Antik çağlarda, suya erişimin günümüzdeki kadar kolay olmadığı bir dünyada, insanlar su taşıma yöntemleri için farklı mühendislik çözümleri geliştirdi. Bugün motorlu sistemlerle kolayca ulaşabildiğimiz su kaynakları, o dönemde motor gücü kullanılmadan, doğanın gücüyle hareket ettiriliyordu. Bu yöntemlerden en yaygını ise yerçekiminin avantajından yararlanarak suyun doğal akışını yönlendirmekti.
Bu teknik, "sifon" olarak bilinen bir sistemle uygulanıyordu. Sifonlar, suyu borular veya kanallar aracılığıyla bir noktadan diğerine taşıyan, eğimli arazide yerçekiminden yararlanan sistemlerdi. Bu şekilde, su kaynağından çeşmelere, hamamlara ya da su depolarına enerji harcamadan aktarılabiliyordu.

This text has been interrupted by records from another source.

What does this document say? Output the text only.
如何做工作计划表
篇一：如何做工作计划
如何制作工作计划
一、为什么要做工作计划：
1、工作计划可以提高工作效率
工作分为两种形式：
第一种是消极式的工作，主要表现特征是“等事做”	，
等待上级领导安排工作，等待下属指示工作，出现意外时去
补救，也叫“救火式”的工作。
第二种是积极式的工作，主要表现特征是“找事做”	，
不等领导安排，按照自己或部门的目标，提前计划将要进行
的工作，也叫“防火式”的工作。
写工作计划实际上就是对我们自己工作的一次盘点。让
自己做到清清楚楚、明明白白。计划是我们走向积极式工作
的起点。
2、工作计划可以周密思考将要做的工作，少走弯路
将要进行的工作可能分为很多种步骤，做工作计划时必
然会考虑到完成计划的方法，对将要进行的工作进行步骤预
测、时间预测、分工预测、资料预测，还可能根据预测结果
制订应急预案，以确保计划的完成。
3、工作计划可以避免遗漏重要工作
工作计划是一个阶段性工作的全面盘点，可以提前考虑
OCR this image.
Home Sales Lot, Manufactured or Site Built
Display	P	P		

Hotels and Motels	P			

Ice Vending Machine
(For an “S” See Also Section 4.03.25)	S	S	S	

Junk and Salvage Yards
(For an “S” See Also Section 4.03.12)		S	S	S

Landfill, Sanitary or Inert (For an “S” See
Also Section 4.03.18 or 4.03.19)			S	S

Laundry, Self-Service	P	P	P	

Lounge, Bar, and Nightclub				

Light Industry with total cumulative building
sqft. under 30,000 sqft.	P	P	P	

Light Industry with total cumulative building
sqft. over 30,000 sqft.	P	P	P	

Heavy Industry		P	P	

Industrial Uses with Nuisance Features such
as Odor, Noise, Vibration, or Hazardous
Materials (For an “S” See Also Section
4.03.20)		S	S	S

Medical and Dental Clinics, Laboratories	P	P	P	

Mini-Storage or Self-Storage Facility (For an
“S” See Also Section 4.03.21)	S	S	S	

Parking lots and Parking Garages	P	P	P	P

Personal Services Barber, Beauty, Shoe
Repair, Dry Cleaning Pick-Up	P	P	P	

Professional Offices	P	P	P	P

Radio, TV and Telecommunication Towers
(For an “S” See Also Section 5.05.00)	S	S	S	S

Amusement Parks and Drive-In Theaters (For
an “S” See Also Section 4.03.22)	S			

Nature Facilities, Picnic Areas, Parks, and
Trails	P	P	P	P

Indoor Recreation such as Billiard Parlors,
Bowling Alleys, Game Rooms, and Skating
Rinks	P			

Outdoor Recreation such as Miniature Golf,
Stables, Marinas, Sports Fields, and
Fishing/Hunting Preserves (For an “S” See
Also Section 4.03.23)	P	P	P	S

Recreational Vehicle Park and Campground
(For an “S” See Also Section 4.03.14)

Roma İmparatorluğu, mühendislik alanındaki ileri seviyede bilgi birikimiyle tanınan bir uygarlıktı. Bu bilgiyi, su taşımacılığına da uygulamış ve akvedük adı verilen sistemlerle suyu uzun mesafelere taşımayı başarmışlardı. Akvedükler, taş ve tuğla borular kullanılarak inşa edilir ve yerçekimiyle suyun devamlı akışı sağlanırdı. Roma'nın her köşesine su taşıyan bu sistemler, mühendislik harikaları olarak sadece işlevsel değil, görsel açıdan da büyük bir etki bırakmıştı.

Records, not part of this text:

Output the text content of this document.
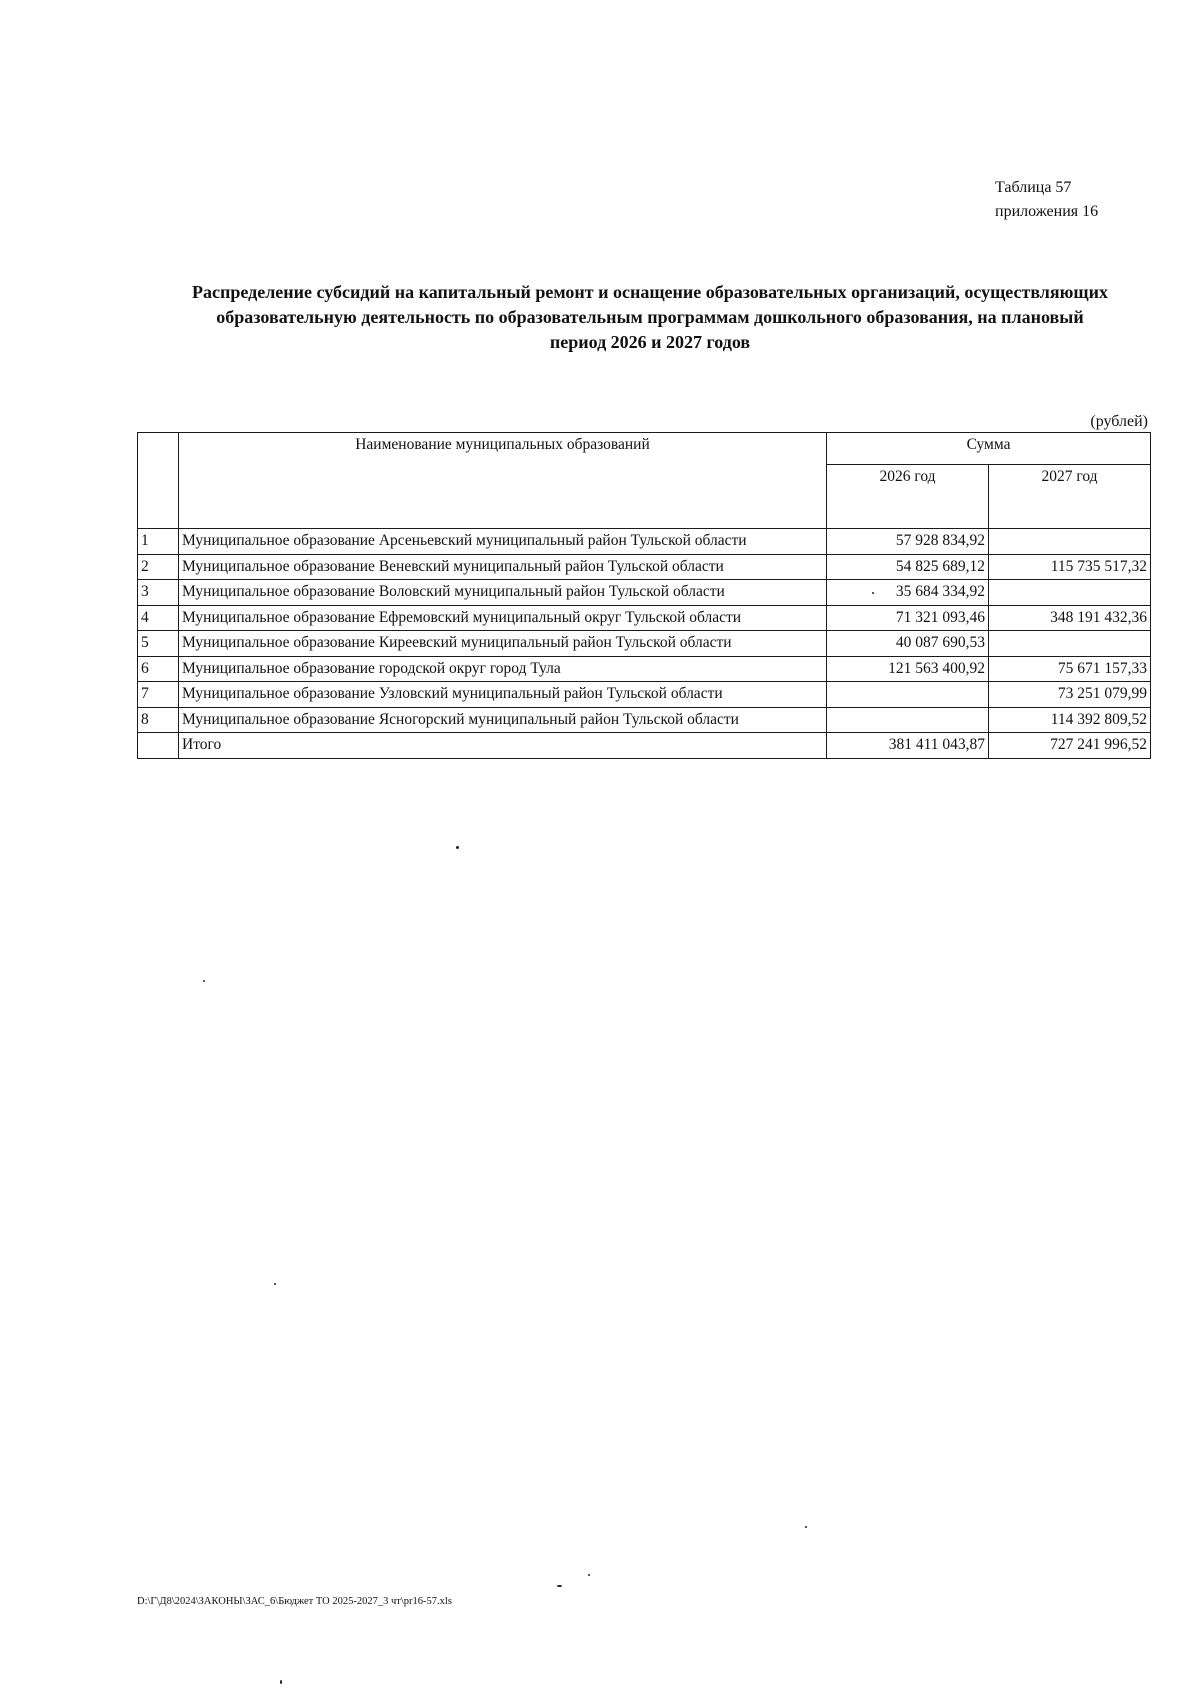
Таблица 57
приложения 16
Распределение субсидий на капитальный ремонт и оснащение образовательных организаций, осуществляющих
образовательную деятельность по образовательным программам дошкольного образования, на плановый
период 2026 и 2027 годов
(рублей)
	Наименование муниципальных образований	Сумма	
		2026 год	2027 год
1	Муниципальное образование Арсеньевский муниципальный район Тульской области	57 928 834,92	
2	Муниципальное образование Веневский муниципальный район Тульской области	54 825 689,12	115 735 517,32
3	Муниципальное образование Воловский муниципальный район Тульской области	35 684 334,92	
4	Муниципальное образование Ефремовский муниципальный округ Тульской области	71 321 093,46	348 191 432,36
5	Муниципальное образование Киреевский муниципальный район Тульской области	40 087 690,53	
6	Муниципальное образование городской округ город Тула	121 563 400,92	75 671 157,33
7	Муниципальное образование Узловский муниципальный район Тульской области		73 251 079,99
8	Муниципальное образование Ясногорский муниципальный район Тульской области		114 392 809,52
	Итого	381 411 043,87	727 241 996,52
D:\Г\Д8\2024\ЗАКОНЫ\ЗАС_6\Бюджет ТО 2025-2027_3 чт\pr16-57.xls
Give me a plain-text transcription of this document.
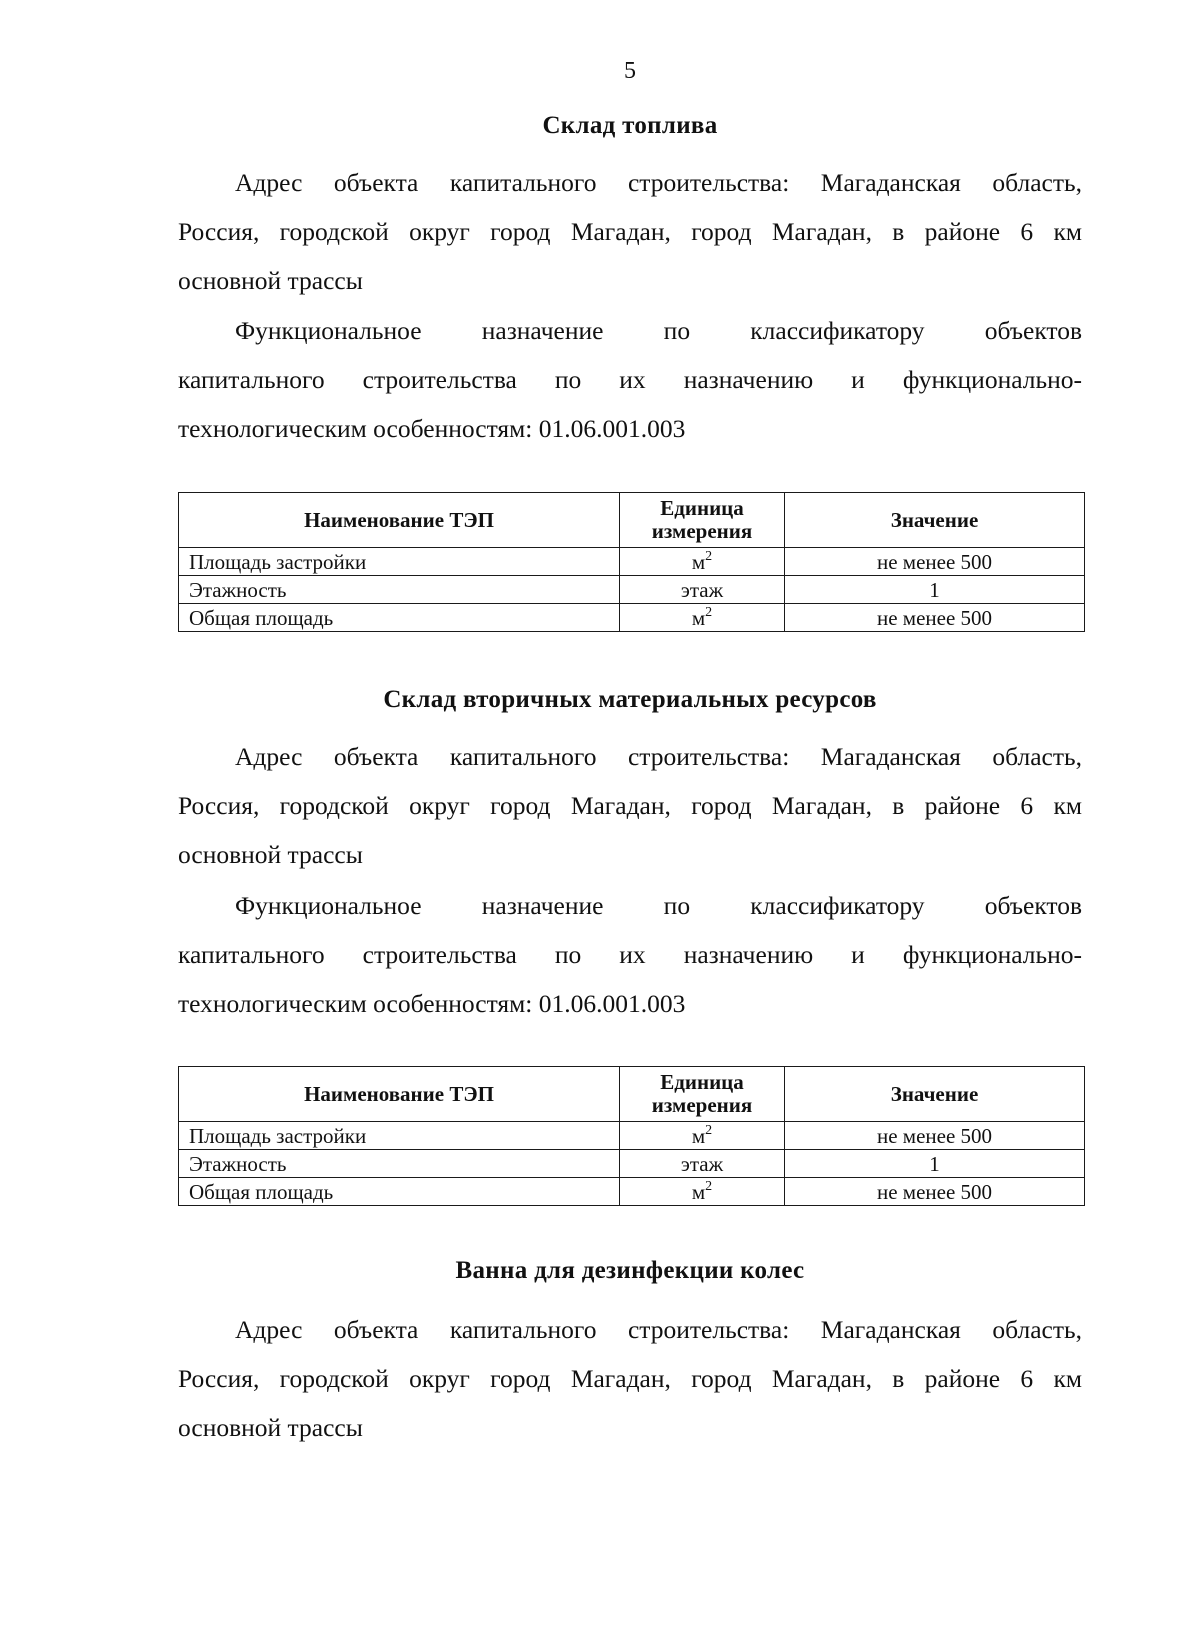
5
Склад топлива
Адрес объекта капитального строительства: Магаданская область,
Россия, городской округ город Магадан, город Магадан, в районе 6 км
основной трассы
Функциональное назначение по классификатору объектов
капитального строительства по их назначению и функционально-
технологическим особенностям: 01.06.001.003
Наименование ТЭП	Единица измерения	Значение
Площадь застройки	$м^2$	не менее 500
Этажность	этаж	1
Общая площадь	$м^2$	не менее 500
Склад вторичных материальных ресурсов
Адрес объекта капитального строительства: Магаданская область,
Россия, городской округ город Магадан, город Магадан, в районе 6 км
основной трассы
Функциональное назначение по классификатору объектов
капитального строительства по их назначению и функционально-
технологическим особенностям: 01.06.001.003
Наименование ТЭП	Единица измерения	Значение
Площадь застройки	$м^2$	не менее 500
Этажность	этаж	1
Общая площадь	$м^2$	не менее 500
Ванна для дезинфекции колес
Адрес объекта капитального строительства: Магаданская область,
Россия, городской округ город Магадан, город Магадан, в районе 6 км
основной трассы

Osmanlı Devleti de Roma'nın su taşımacılığı yöntemlerinden ilham alarak bu sistemi geliştirip yaygınlaştırmıştı. Özellikle İstanbul'da, şehri suyla donatmak için akvedükler ve çeşmeler oldukça yaygındı. Osmanlı mühendisleri, Roma’nın izlediği yolu takip ederek, su yollarını etkin bir şekilde kullanmış ve şehrin her noktasına su taşımayı başarmışlardı.